Tidaklah sama berhari-hari tinggal di dalam hutan dengan berhari-hari tinggal di Kahyangan Saptapertala. Meski dewa tidak makan layaknya makanan manusia, entah kenapa makanan untuk Dewi Kunthi dan Pandawa selalu tersedia. Atau, setidaknya di rumah Wijrapa. Di sini makanan tersedia berlebihan.
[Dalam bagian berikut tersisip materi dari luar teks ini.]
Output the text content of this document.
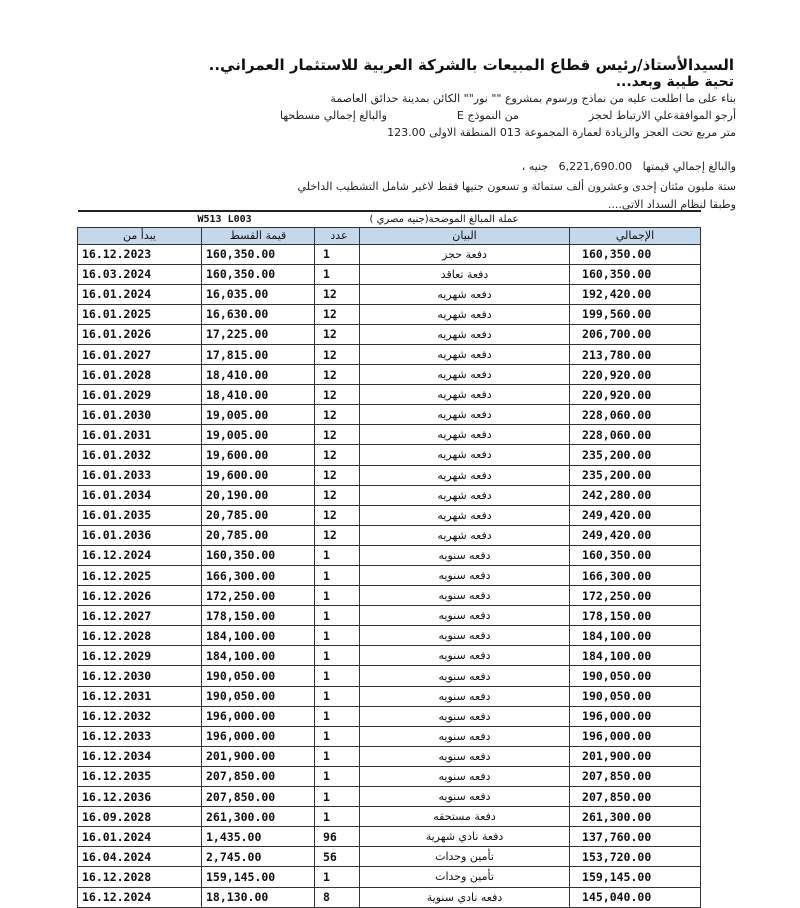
السيدالأستاذ/رئيس قطاع المبيعات بالشركة العربية للاستثمار العمراني..
تحية طيبة وبعد...
بناء على ما اطلعت عليه من نماذج ورسوم بمشروع "" نور"" الكائن بمدينة حدائق العاصمة
أرجو الموافقةعلي الارتباط لحجزمن النموذج Eوالبالغ إجمالي مسطحها
متر مربع تحت العجز والزيادة لعمارة المجموعة 013 المنطقة الاولى 123.00
والبالغ إجمالي قيمتها   6,221,690.00   جنيه ،
ستة مليون مئتان إحدى وعشرون ألف ستمائة و تسعون جنيها فقط لاغير شامل التشطيب الداخلي
وطبقا لنظام السداد الاتي....
W513 L003			عملة المبالغ الموضحة(جنيه مصري )	
يبدأ من	قيمة القسط	عدد	البيان	الإجمالي
16.12.2023	160,350.00	1	دفعة حجز	160,350.00
16.03.2024	160,350.00	1	دفعة تعاقد	160,350.00
16.01.2024	16,035.00	12	دفعه شهريه	192,420.00
16.01.2025	16,630.00	12	دفعه شهريه	199,560.00
16.01.2026	17,225.00	12	دفعه شهريه	206,700.00
16.01.2027	17,815.00	12	دفعه شهريه	213,780.00
16.01.2028	18,410.00	12	دفعه شهريه	220,920.00
16.01.2029	18,410.00	12	دفعه شهريه	220,920.00
16.01.2030	19,005.00	12	دفعه شهريه	228,060.00
16.01.2031	19,005.00	12	دفعه شهريه	228,060.00
16.01.2032	19,600.00	12	دفعه شهريه	235,200.00
16.01.2033	19,600.00	12	دفعه شهريه	235,200.00
16.01.2034	20,190.00	12	دفعه شهريه	242,280.00
16.01.2035	20,785.00	12	دفعه شهريه	249,420.00
16.01.2036	20,785.00	12	دفعه شهريه	249,420.00
16.12.2024	160,350.00	1	دفعه سنويه	160,350.00
16.12.2025	166,300.00	1	دفعه سنويه	166,300.00
16.12.2026	172,250.00	1	دفعه سنويه	172,250.00
16.12.2027	178,150.00	1	دفعه سنويه	178,150.00
16.12.2028	184,100.00	1	دفعه سنويه	184,100.00
16.12.2029	184,100.00	1	دفعه سنويه	184,100.00
16.12.2030	190,050.00	1	دفعه سنويه	190,050.00
16.12.2031	190,050.00	1	دفعه سنويه	190,050.00
16.12.2032	196,000.00	1	دفعه سنويه	196,000.00
16.12.2033	196,000.00	1	دفعه سنويه	196,000.00
16.12.2034	201,900.00	1	دفعه سنويه	201,900.00
16.12.2035	207,850.00	1	دفعه سنويه	207,850.00
16.12.2036	207,850.00	1	دفعه سنويه	207,850.00
16.09.2028	261,300.00	1	دفعة مستحقه	261,300.00
16.01.2024	1,435.00	96	دفعة نادي شهرية	137,760.00
16.04.2024	2,745.00	56	تأمين وحدات	153,720.00
16.12.2028	159,145.00	1	تأمين وحدات	159,145.00
16.12.2024	18,130.00	8	دفعه نادي سنوية	145,040.00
Berhari-hari di hutan, Si Kembar Pinten dan Tangsen tidak pernah bisa nyenyak tidur. Bukan saja karena gangguan serangga dan binatang malam yang setiap saat bisa muncul, melainkan juga karena kelaparan. Tak tersedia makanan setiap saat seperti waktu di rumah Wijrapa atau Kahyangan Saptapertala.

ewi Kunthi benar-benar prihatin memikirkan Si Kembar Pinten-Tangsen yang belum bisa mandiri seperti ketiga kakak mereka. Puntadewa, Bratasena, dan Permadi, di samping bisa mengurusi diri mereka sendiri, juga kuat tidak makan berhari-hari, dan bisa menjaga diri dari marabahaya. Mereka sudah terbiasa berpuasa dalam rangka membersihkan jiwa. Mereka sempat digembleng ayahanda mereka.
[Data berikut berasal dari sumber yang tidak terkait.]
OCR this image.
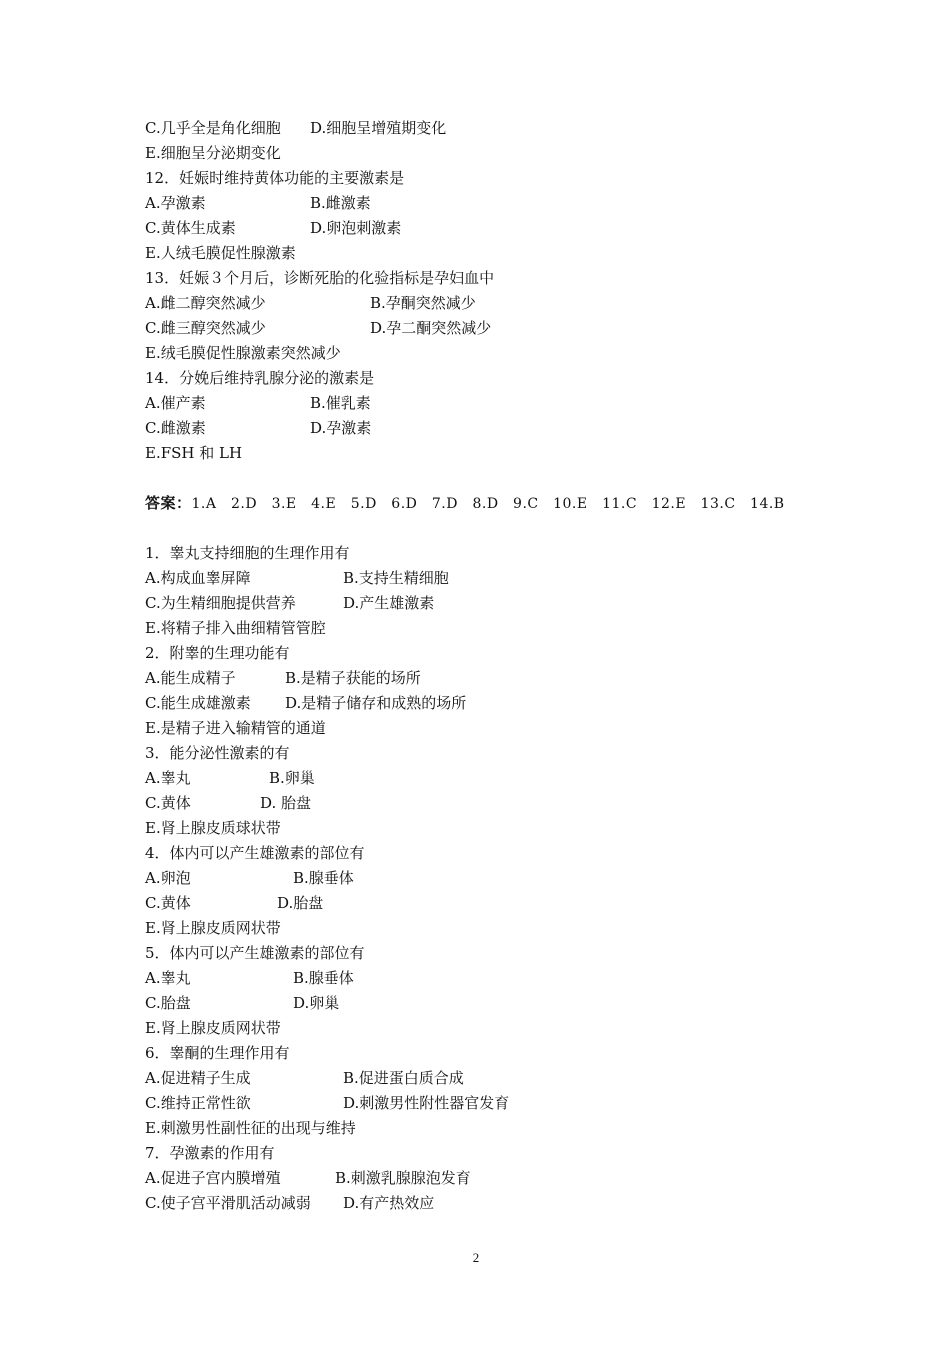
C.几乎全是角化细胞 D.细胞呈增殖期变化
E.细胞呈分泌期变化
12．妊娠时维持黄体功能的主要激素是
A.孕激素	B.雌激素
C.黄体生成素	D.卵泡刺激素
E.人绒毛膜促性腺激素
13．妊娠３个月后，诊断死胎的化验指标是孕妇血中
A.雌二醇突然减少	B.孕酮突然减少
C.雌三醇突然减少	D.孕二酮突然减少
E.绒毛膜促性腺激素突然减少
14．分娩后维持乳腺分泌的激素是
A.催产素	B.催乳素
C.雌激素	D.孕激素
E.FSH 和 LH
答案：1.A　2.D　3.E　4.E　5.D　6.D　7.D　8.D　9.C　10.E　11.C　12.E　13.C　14.B
1．睾丸支持细胞的生理作用有
A.构成血睾屏障	B.支持生精细胞
C.为生精细胞提供营养	D.产生雄激素
E.将精子排入曲细精管管腔
2．附睾的生理功能有
A.能生成精子	B.是精子获能的场所
C.能生成雄激素 D.是精子储存和成熟的场所
E.是精子进入输精管的通道
3．能分泌性激素的有
A.睾丸	B.卵巢
C.黄体	D. 胎盘
E.肾上腺皮质球状带
4．体内可以产生雄激素的部位有
A.卵泡	B.腺垂体
C.黄体	D.胎盘
E.肾上腺皮质网状带
5．体内可以产生雄激素的部位有
A.睾丸	B.腺垂体
C.胎盘	D.卵巢
E.肾上腺皮质网状带
6．睾酮的生理作用有
A.促进精子生成	B.促进蛋白质合成
C.维持正常性欲	D.刺激男性附性器官发育
E.刺激男性副性征的出现与维持
7．孕激素的作用有
A.促进子宫内膜增殖	B.刺激乳腺腺泡发育
C.使子宫平滑肌活动减弱 D.有产热效应
2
Tidak demikian dengan Pinten dan Tangsen. Soal gangguan lingkungan, Bratasena dan Permadi bisa membantu mengatasi. Mereka berdua sudah biasa menghadapi hewan buas atau berbisa. Halnya gangguan serangga, Dewi Kunthi dan Puntadewa bisa menjaga.

Tetapi, soal perut lapar Pinten dan Tangsen, Dewi Kunthi benar-benar sedih. Anak Raja Gung Binathara Prabu Pandu Dewanata kelaparan?
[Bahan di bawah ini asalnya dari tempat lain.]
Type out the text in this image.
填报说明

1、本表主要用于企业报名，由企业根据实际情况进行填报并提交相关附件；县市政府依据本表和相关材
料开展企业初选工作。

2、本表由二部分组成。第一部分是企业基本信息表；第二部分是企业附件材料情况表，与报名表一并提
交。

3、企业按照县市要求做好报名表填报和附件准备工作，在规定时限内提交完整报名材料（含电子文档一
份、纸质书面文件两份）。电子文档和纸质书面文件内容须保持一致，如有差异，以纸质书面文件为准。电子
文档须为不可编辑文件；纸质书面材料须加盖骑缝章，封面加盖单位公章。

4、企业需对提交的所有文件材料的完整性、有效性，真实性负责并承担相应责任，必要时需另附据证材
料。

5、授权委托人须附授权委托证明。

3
“Kalau saja ada yang mau beli rambutku, pasti aku pangkas, aku tukar dengan makanan,” bisik Dewi Kunthi.

“Permadi, bawa panahmu, kita cari makan,” Bratasena mengajak Permadi, berniat menangkap kijang untuk dimakan, tetapi Dewi Kunthi melarang.

“Mereka juga berhak hidup, bukan berhak dimakan.”

“Jadi, harus bagaimana, Kanjeng Ibu? Buah-buahan yang layak dimakan sudah tak ada lagi,” kata Permadi. 

“Ya. Sungai yang banyak ikannya sudah jauh di belakang kita,” Bratasena menimpali.

“Pergilah kalian tapa ngrame, Permadi, Bratasena. Tolonglah orang-orang desa yang butuh pertolongan. Mintalah makanan jika mereka ingin memberi kalian tanda terima kasih. Jangan sekali-sekali kalian minta-minta, tanpa kalian melakukan sesuatu untuk mereka,” pesan Dewi Kunthi.

Begitu Bratasena dan Permadi berangkat mencari makanan, Dewi Kunthi berangkat bersamadi, berdoa agar ikhtiar kedua anaknya itu berhasil. 

“Jagalah kedua adikmu, Ibu harus bersamadi,” perintah Dewi Kunthi kepada Puntadewa.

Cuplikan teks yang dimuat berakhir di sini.